During our career, we develop a C.V that summarizes our employment skills and achievements. This proudly exaggerates (let’s be honest) what we have done. When you read your résumé, don’t you smile at some of those milestones along the way; how those early successes now look so minor, but at the time they were huge? They all helped to get you to where you are today.
While you were accumulating all that experience and expertise, you were also crafting your eulogy. What a different text that is! Rather than describing what you did or can do, it summarizes how you are remembered. Rather than being framed as a human doing, the eulogy sees you as a human being: what were your endearing qualities, virtues and quirks that made you the person you were. Your morals and values are the central pieces of your eulogy, not your wealth, education, or titles.
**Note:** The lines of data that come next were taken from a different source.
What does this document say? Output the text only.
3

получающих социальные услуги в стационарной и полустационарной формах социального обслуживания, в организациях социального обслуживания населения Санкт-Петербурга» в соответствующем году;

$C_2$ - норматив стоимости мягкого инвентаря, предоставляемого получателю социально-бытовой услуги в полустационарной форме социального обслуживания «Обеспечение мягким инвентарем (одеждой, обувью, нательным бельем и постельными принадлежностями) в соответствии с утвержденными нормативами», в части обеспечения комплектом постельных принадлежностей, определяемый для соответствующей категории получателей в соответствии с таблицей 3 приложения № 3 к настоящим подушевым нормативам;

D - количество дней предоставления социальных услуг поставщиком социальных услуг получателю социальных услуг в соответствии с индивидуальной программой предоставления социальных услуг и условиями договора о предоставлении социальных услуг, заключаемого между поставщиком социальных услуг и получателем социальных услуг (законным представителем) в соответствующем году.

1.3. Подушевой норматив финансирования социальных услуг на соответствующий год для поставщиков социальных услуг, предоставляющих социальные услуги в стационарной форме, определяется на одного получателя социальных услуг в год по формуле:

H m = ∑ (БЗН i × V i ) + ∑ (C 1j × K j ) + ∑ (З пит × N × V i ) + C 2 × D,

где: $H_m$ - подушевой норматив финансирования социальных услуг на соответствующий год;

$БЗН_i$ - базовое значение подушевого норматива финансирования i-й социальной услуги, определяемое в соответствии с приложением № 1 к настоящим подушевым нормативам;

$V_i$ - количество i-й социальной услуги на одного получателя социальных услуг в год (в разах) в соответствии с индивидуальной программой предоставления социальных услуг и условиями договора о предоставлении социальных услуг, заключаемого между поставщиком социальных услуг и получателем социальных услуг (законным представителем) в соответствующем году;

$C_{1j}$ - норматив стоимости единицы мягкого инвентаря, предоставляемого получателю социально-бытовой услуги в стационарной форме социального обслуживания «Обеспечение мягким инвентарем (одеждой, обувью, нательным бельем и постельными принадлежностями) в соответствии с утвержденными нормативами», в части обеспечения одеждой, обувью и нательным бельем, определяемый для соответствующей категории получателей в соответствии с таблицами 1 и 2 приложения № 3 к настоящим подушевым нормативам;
Your C.V and eulogy need not be in conflict: there is a wonderful synergy between the two if you keep your eye on the long term. As you build your career, regularly compare your achievements against an ethical/morale code and see how they measure up. What do these feats suggest about your character, integrity, wisdom, and judgement? Fortunately, your past will come to bless (or haunt) you. Keeping your eulogy in the back of your mind is a powerful self-correcting device to keep you on a better path. Small upstanding actions early in your career will make your skill development more significant and remarkable.
Smarter hiring and promotion strategy look for integrity first: you can always train someone to become more skilful. Training someone to be honourable or virtuous does not work very well or easily, because it must come from within and naturally. I will always prefer a person of average skill but strong ethics over a brilliant person with suspicious ethics.
Independent of your résumé, it is important to pause and imagine how you will be remembered. What difference did you really make? Will you be remembered for your kindness and selflessness, or will it be just the toys and the titles you acquired? And be mindful that the more joyful and redeeming your eulogy, the more purposeful and successful your actual career likely was.
Physically distance (when required), but never socially distance.